— Сенапо, что с тобой случилось? — спрашивал он.
И удалялся, навещая другие цветы и прося их о помощи, но у каждого были свои нелегкие заботы, и никто не мог дать дельный совет, говорили только:
— Скоро появится вода с небес!
Я замечал, что между мною и почвой образовалось равновесие противодействующих сил, но продолжал отчаянно бороться, стремясь завершить мутацию.
Иррумино невольно помог мне.
Однажды, летая вокруг, он вонзил жало в мой стебель. Эта часть стебля скоро высохла.
Вот и хорошо, подумал я, несмотря на сильную боль.
И сказал:
— Иррумино, поищи воды и принеси мне. Может быть, спасешь меня.

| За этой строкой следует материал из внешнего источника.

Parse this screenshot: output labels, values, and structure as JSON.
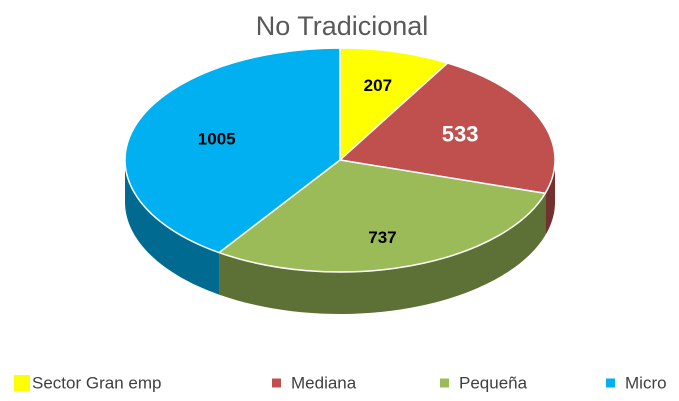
{
  "chart_data": {
    "type": "pie3d",
    "title": "No Tradicional",
    "categories": [
      "Sector Gran emp",
      "Mediana",
      "Pequeña",
      "Micro"
    ],
    "values": [
      207,
      533,
      737,
      1005
    ],
    "colors": [
      "#ffff00",
      "#c0504d",
      "#9bbb59",
      "#00b0f0"
    ],
    "legend": "bottom"
  }
}
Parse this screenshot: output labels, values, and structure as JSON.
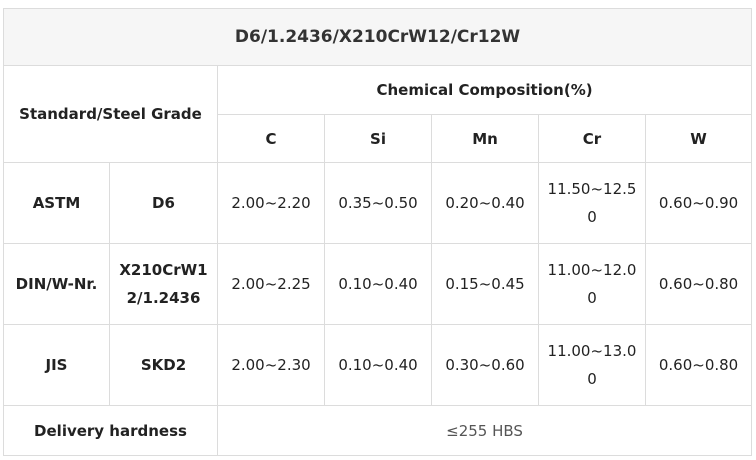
{
  "title": "D6/1.2436/X210CrW12/Cr12W",
  "header": {
    "standard_grade": "Standard/Steel Grade",
    "composition": "Chemical Composition(%)",
    "elements": [
      "C",
      "Si",
      "Mn",
      "Cr",
      "W"
    ]
  },
  "rows": [
    {
      "standard": "ASTM",
      "grade": "D6",
      "c": "2.00~2.20",
      "si": "0.35~0.50",
      "mn": "0.20~0.40",
      "cr": "11.50~12.50",
      "w": "0.60~0.90"
    },
    {
      "standard": "DIN/W-Nr.",
      "grade": "X210CrW12/1.2436",
      "c": "2.00~2.25",
      "si": "0.10~0.40",
      "mn": "0.15~0.45",
      "cr": "11.00~12.00",
      "w": "0.60~0.80"
    },
    {
      "standard": "JIS",
      "grade": "SKD2",
      "c": "2.00~2.30",
      "si": "0.10~0.40",
      "mn": "0.30~0.60",
      "cr": "11.00~13.00",
      "w": "0.60~0.80"
    }
  ],
  "delivery": {
    "label": "Delivery hardness",
    "value": "≤255 HBS"
  }
}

И вот маленький шмель, не сумевший слиться со мной в нерасторжимое целое, не понявший меня, хоть и безмерно довольный нашей встречей, принялся за свою смертоносную работу. Он стал делать то, чего не делал никогда раньше: отравлять меня, вонзая свое жало повсюду — в развилку корней, в стебли, в черенки оставшихся листьев, даже в верхушку, — и делал это с похвальным усердием, видимо желая продлить нашу близость на возможно более долгий срок.
— Как хорошо! — шептал я. — Продолжай!
Иногда, устав от этих трудов, он садился на то, что от меня осталось, и печально жужжал, быть может непроизвольно оплакивая недавнее прошлое, случайности и заблуждения, соединившие нас.

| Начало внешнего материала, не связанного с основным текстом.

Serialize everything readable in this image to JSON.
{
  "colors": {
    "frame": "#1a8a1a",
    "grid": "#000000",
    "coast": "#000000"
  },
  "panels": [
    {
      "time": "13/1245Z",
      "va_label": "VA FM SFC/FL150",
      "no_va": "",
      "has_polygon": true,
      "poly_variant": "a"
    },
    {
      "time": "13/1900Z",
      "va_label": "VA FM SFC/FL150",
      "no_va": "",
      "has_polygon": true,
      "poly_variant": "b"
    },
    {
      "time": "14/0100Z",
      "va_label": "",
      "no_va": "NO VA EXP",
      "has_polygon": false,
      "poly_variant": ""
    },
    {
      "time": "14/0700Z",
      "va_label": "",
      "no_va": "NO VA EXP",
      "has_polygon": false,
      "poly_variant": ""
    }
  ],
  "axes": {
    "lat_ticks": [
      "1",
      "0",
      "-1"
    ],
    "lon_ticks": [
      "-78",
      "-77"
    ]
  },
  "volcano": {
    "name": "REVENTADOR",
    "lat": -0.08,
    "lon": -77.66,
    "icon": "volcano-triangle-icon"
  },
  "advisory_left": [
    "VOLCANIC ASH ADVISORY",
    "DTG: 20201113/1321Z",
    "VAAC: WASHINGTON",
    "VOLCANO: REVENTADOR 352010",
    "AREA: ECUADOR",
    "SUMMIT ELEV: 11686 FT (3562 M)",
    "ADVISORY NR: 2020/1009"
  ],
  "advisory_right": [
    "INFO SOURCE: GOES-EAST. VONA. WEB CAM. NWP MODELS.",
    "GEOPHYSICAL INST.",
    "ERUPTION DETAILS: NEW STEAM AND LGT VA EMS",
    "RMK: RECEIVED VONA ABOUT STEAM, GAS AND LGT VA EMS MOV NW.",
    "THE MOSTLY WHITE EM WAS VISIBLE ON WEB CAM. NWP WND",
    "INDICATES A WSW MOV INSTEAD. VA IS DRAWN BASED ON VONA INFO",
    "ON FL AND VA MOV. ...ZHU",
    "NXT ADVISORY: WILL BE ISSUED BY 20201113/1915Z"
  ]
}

Я сумел все-таки обособиться от почвы, выделяя клейкую жидкость; после этого я превратился в едва различимый темный остов.
— Сенапо! — то и дело окликали меня с цветущих склонов, но я, поглощенный саморазрушением, словно бы не слышал этих голосов.

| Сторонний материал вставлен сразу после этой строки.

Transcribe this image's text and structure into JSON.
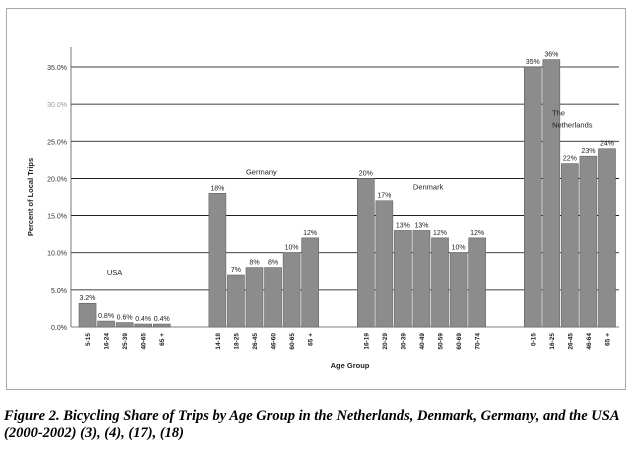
{
  "caption": "Figure 2. Bicycling Share of Trips by Age Group in the Netherlands, Denmark, Germany, and the USA (2000-2002) (3), (4), (17), (18)",
  "chart_data": {
    "type": "bar",
    "xlabel": "Age Group",
    "ylabel": "Percent of Local Trips",
    "ylim": [
      0,
      35
    ],
    "yticks": [
      "0.0%",
      "5.0%",
      "10.0%",
      "15.0%",
      "20.0%",
      "25.0%",
      "30.0%",
      "35.0%"
    ],
    "grid": true,
    "bar_color": "#8c8c8c",
    "groups": [
      {
        "name": "USA",
        "categories": [
          "5-15",
          "16-24",
          "25-39",
          "40-65",
          "65 +"
        ],
        "values": [
          3.2,
          0.8,
          0.6,
          0.4,
          0.4
        ],
        "labels": [
          "3.2%",
          "0.8%",
          "0.6%",
          "0.4%",
          "0.4%"
        ]
      },
      {
        "name": "Germany",
        "categories": [
          "14-18",
          "18-25",
          "26-45",
          "46-60",
          "60-65",
          "65 +"
        ],
        "values": [
          18,
          7,
          8,
          8,
          10,
          12
        ],
        "labels": [
          "18%",
          "7%",
          "8%",
          "8%",
          "10%",
          "12%"
        ]
      },
      {
        "name": "Denmark",
        "categories": [
          "16-19",
          "20-29",
          "30-39",
          "40-49",
          "50-59",
          "60-69",
          "70-74"
        ],
        "values": [
          20,
          17,
          13,
          13,
          12,
          10,
          12
        ],
        "labels": [
          "20%",
          "17%",
          "13%",
          "13%",
          "12%",
          "10%",
          "12%"
        ]
      },
      {
        "name": "The Netherlands",
        "name_lines": [
          "The",
          "Netherlands"
        ],
        "categories": [
          "0-15",
          "16-25",
          "26-45",
          "46-64",
          "65 +"
        ],
        "values": [
          35,
          36,
          22,
          23,
          24
        ],
        "labels": [
          "35%",
          "36%",
          "22%",
          "23%",
          "24%"
        ]
      }
    ]
  }
}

Иррумино улетел, потом вернулся с целой стайкой своих родичей, и все они с жужжанием стали носиться вокруг меня.
Появилось нечто новое: я перестал ощущать собственный временной ритм; и мне казалось, что цветы, пчелы, воздух, зной — лишь пустые, бессмысленные явления.
— Что со мной? — спрашивал я.
Тем временем начали опадать листья, они слетали легко, ложились на землю или без устали крутились в овраге.
Как я уже говорил, я, судя по всему, больше не чувствовал ни удовлетворения, ни недовольства, а только бесстрастно преломлял световые лучи да следил за центробежными процессами, происходившими внутри меня.
Тому, кто смотрел на меня со стороны, могло показаться, что я становлюсь все меньше и меньше: почти не оставалось уже тычинок, лепестков, бутонов. Но при этом я чувствовал, как разрастаюсь в каком-то другом гравитационном поле, в каком-то другом измерении. Что-то нарастало у меня внутри; думаю, то была просто-напросто деформация занимаемого мной пространства.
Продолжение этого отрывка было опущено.